The panel of experts from the commissioning group were regularly interrupted by angry residents demanding answers during the question and answer session.

Henley resident Charles Langler said: "I think the whole proposal is ridiculous."

Town councillor David Eggleton said: "To me what you're saying sounds like a 'drive thru'."

He suggested having 15 beds in the new hospital, adding: "Put them in now and adjust it accordingly if you don't think they are needed."

Dr Andrew Burnett, a senior partner at the Sonning Common Health Centre and the south-east locality director for the commissioning group, said: "It's better for people, where possible, to be looked after in their own homes. We know that often older people when they come into hospital don't do very well."

By having specialised services there would be more opportunities to see people the same day and send them home with a package of care.

"We want to provide care that's local to the people of South Oxfordshire," said Dr Burnett.

"To get the biggest bang for our buck we need to make sure we can provide the best services for the greatest number of people."

Pete McGrane, clinical director for older people's services at Oxford Health NHS Foundation Trust, said the quality of care at Townlands was exemplary.

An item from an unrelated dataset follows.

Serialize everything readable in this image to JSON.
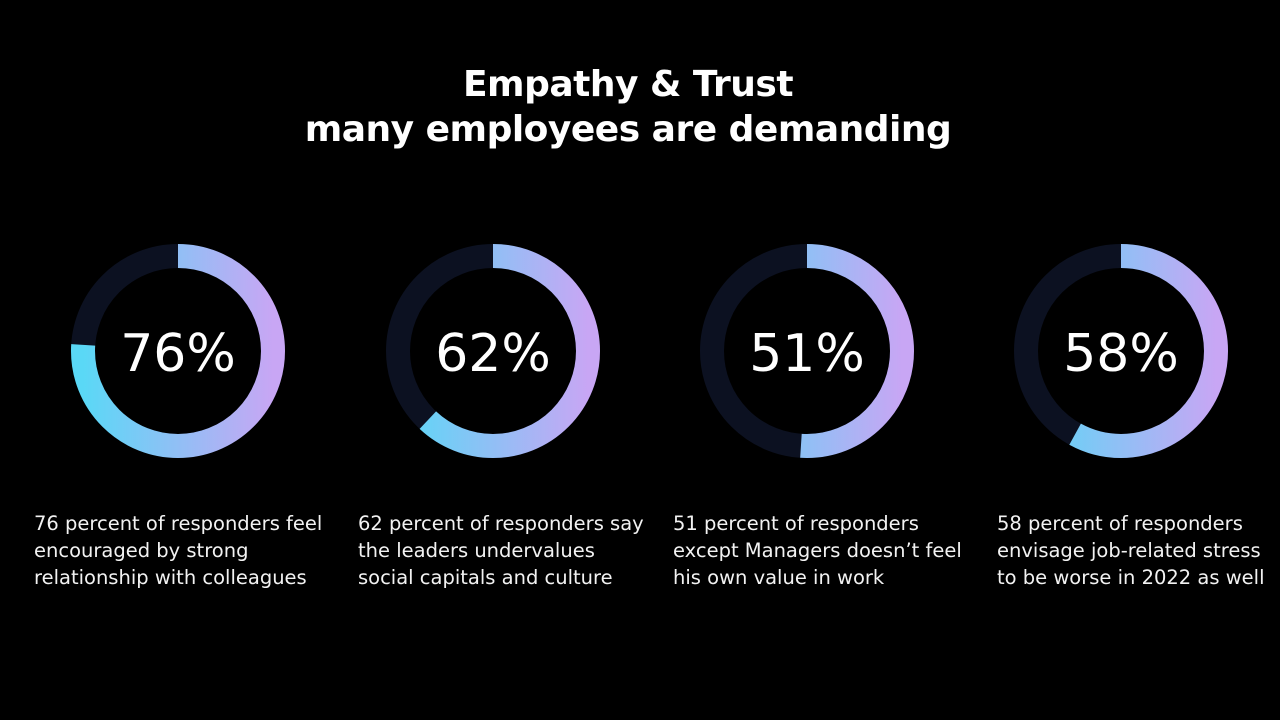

But he added: "There's now a growing research evidence base, both within the UK and internationally, that when we take complex, fairly elderly people and we bring them into a hospital setting very often they don't do well.

"I'm not finding my patients coming to me and asking 'can you please admit me to hospital?' Very often patients are saying 'can you please keep me out of hospital?'

"There are always going to be patients who need to be in hospital, who need to be in bedded care when it's not safe to keep them in their own homes."

With similar models in Abingdon and Witney the experience had been "overwhelmingly" positive, he said.

"We really must be positive and progressive if we're to deliver healthcare which is fit for the future."

Henley MP John Howell said any campaign to save the beds was "premature" until the consultation has been completed and the results published.

He said: "We must get the consultation finished and for them to come out with the assessment of what they've planned.

"If they are then still holding the view that the number of beds should be reduced then that may be the occasion to take this line."

A spokesman for the Oxfordshire Clinical Commissioning Group said: "We are consulting on a new model of care to be delivered at the new Townlands Hospital which better meets the needs of the current and future population of the Henley area rather than the old bed-based hospital model.

"We want to see more people supported and cared for in their own homes. We are proposing to use the space that would have otherwise be used for beds to deliver more clinics to provide quicker assessments for older people and those with chronic illnesses, which is called ambulatory care.

"This approach would ensure more health services can be provided in Henley to reduce the need for people to visit hospitals in Reading or Oxford.

"We want to obtain the views of all members of the public to our proposals fairly and effectively, and people can do this at public meetings, online and through the post. The consultation questionnaire is designed so people can make their views known on any aspect of our plans which will be considered and reported to Oxfordshire's health overview and scrutiny committee."

For more information and to take part in the consultation, call 01865 334838, visit https://consult.oxfordshireccg.nhs.uk or email cscsu.talkinghealth@nhs.net.

There will be a public meeting at the Peppard sports pavillion, off Stoke Row Road, on June 11 from 7pm.